Mais c’est un rêve plus qu’un projet.
First things first : décrocher le CAP !
Par la suite, j’aimerais beaucoup pouvoir travailler avec les produits de la ferme et ceux d’amis producteurs, meuniers, etc. Un de mes objectifs serait de faire des glaces avec le lait de la ferme, mais aussi des confitures. Pourtant, je ne l’envisage pas à court terme. La situation économique actuelle n’est malheureusement pas favorable à une installation…
Dans l’attente, je n’exclue pas un retour au secteur culturel tout en proposant une confection de gâteaux à la commande, par exemple. Pyramides de macarons, buffets de gâteaux pour des célébrations d’unions, mignardises pour des garden parties, pouvoir s'adapter aux envies des gens tout en proposant du local et de saison.
Depuis quelque temps, je publie mes gâteaux sur mon compte instagram, qui me permet aussi d'interagir avec des comptes de pâtisserie.
Personne qui t’inspire
Une de mes amies qui est devenue fleuriste après avoir passé son CAP alors qu’elle travaillait pour une caisse de retraite. De façon générale, celles et ceux qui osent prendre de nouveaux chemins, changer de vie.
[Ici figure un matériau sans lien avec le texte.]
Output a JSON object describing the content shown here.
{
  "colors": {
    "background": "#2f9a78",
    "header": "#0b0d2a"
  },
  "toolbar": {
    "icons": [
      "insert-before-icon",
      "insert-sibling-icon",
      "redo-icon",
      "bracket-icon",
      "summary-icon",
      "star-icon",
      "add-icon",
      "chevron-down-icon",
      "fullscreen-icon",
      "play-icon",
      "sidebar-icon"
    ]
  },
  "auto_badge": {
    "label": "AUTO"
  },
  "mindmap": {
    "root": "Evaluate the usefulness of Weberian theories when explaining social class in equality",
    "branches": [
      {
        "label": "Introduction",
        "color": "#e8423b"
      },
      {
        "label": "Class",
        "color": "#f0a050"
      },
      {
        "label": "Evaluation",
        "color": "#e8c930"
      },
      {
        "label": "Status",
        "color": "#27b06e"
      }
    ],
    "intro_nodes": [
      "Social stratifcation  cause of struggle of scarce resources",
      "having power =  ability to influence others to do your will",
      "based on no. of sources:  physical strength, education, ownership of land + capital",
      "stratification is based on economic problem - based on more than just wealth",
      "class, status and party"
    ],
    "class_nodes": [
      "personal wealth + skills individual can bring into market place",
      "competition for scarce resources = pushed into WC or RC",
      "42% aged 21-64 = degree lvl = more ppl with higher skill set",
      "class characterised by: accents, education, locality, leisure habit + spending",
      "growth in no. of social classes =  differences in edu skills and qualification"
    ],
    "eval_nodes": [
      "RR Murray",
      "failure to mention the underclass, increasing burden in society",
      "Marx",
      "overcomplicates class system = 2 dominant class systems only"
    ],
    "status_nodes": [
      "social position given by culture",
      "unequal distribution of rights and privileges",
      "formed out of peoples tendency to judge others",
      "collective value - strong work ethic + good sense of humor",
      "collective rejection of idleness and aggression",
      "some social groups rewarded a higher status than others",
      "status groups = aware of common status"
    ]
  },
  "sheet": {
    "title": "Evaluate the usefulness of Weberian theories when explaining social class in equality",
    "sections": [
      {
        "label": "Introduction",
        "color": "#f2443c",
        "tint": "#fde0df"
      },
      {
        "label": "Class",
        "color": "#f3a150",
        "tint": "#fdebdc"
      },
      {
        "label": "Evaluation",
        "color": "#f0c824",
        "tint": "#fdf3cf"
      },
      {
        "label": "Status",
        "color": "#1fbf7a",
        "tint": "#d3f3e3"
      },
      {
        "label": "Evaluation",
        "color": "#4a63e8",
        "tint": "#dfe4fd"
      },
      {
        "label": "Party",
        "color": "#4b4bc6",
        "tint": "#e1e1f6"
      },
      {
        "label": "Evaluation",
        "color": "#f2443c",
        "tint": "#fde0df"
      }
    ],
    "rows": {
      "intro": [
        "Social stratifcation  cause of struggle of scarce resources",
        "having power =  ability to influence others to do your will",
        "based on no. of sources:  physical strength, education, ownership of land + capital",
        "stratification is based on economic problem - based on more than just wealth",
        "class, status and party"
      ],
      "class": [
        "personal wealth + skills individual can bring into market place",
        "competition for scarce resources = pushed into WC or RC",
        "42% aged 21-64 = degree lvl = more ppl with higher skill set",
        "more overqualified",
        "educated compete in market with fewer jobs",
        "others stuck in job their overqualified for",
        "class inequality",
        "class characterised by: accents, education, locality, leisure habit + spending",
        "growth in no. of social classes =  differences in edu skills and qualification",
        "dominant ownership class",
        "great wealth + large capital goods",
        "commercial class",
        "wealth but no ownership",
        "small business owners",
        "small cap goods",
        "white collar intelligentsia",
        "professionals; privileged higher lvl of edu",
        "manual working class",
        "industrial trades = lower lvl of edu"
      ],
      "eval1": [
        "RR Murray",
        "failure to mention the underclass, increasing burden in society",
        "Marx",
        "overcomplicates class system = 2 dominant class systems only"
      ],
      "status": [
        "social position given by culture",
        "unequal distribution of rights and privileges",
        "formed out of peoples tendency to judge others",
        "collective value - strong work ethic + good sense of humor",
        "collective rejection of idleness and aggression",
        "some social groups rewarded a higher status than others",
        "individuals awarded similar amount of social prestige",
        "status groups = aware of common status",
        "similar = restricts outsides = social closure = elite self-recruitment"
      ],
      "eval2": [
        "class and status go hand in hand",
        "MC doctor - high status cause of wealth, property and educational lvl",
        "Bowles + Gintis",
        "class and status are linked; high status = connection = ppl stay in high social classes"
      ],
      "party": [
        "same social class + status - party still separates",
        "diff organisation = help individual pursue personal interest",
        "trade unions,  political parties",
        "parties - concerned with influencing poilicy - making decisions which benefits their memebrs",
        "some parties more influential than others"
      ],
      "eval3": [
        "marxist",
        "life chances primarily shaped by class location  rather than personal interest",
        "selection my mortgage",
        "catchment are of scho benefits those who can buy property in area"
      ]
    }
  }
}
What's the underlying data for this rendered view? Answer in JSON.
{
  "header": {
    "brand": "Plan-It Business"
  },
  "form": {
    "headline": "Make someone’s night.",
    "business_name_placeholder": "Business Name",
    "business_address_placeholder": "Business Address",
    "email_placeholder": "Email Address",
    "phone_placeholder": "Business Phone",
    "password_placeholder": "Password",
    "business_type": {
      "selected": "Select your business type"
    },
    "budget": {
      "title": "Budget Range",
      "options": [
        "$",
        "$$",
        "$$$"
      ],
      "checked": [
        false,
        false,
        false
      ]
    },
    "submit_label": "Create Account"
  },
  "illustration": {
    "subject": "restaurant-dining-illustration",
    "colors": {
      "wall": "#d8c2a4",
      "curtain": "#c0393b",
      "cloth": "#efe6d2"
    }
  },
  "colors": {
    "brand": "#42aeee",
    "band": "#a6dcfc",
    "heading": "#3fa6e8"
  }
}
Personnalité favorite dans le monde de la pâtisserie
On parle encore assez peu de cheffes, et c’est dommage. Je citerais donc Claire Heitzler et Nina Metayer, qui travaillent sur la saisonnalité, en utilisant beaucoup de fruits, et qui réalisent une pâtisserie moderne, simple, épurée qui met en avant le produit.
Devise en cuisine
Pour l’instant « travailler, travailler, travailler » pour réussir le CAP. Plus qu’une devise, je pense qu’il est important de faire partager ses valeurs à travers ses créations.
Odeur de ton enfance
Le foin.
Dessert préféré
Difficile à dire ! Celui que je préfère manger : la tarte au citron, une valeur sûre ! Le parfait équilibre entre sucre et acidité et un mélange de textures. Celui que je préfère préparer : la tarte aux fruits, en travaillant son aspect et la création d’associations visuelles et gustatives.
Dessert qui évoque l’été
La pavlova (meringue crème fouettée et fruits) aux fruits d’été, dessert léger et frais.
Dessert par temps de pluie
Un gâteau réconfortant, du genre babka (brioche marbrée) au praliné chocolat.
Dessert de Noël
Le mont-blanc (meringue, crème montée, crème de marron, marrons glacés) ou une bûche glacée chocolat, pralinée aussi, on reste dans le classique.
Association de saveurs tue-l’amour
Celle que je déteste, c’est menthe-chocolat. Pour associer les saveurs, c’est un peu comme pour les vêtements, je trouve qu’au-delà de trois couleurs, il faut faire attention.
Anecdote en laboratoire ?
Je n’ai pas assez d’expérience en labo pour avoir de folles anecdotes. Ce qui est certain, c’est que c’est un monde brutal, malgré l'image de douceur que peut renvoyer la pâtisserie. J’ai déjà entendu des remarques du type : « Des chefs gentils, il y en a, mais combien qui réussissent ? »
C'est aussi un monde franchement misogyne, ce qu’on commence à réaliser grâce au mouvement #metoo, qui a permis de libérer la parole des femmes de la profession.
Astuce qui sauve tout
Avant qu’il ne soit trop tard : « Bien lire la recette ! » (comme dirait Mercotte) et la respecter à la lettre – les temps de cuisson, les températures, les pesées …
Quand il est déjà trop tard : essayer de rattraper comme on peut. Par exemple, un coup de mixeur plongeant sauve une crème anglaise trop cuite ou une ganache qui fait des grains.
Adresse gourmande à Paris
La rue Montorgueil en général et la boutique Fou de pâtisserie qui regroupe les incontournables des pâtissiers du moment.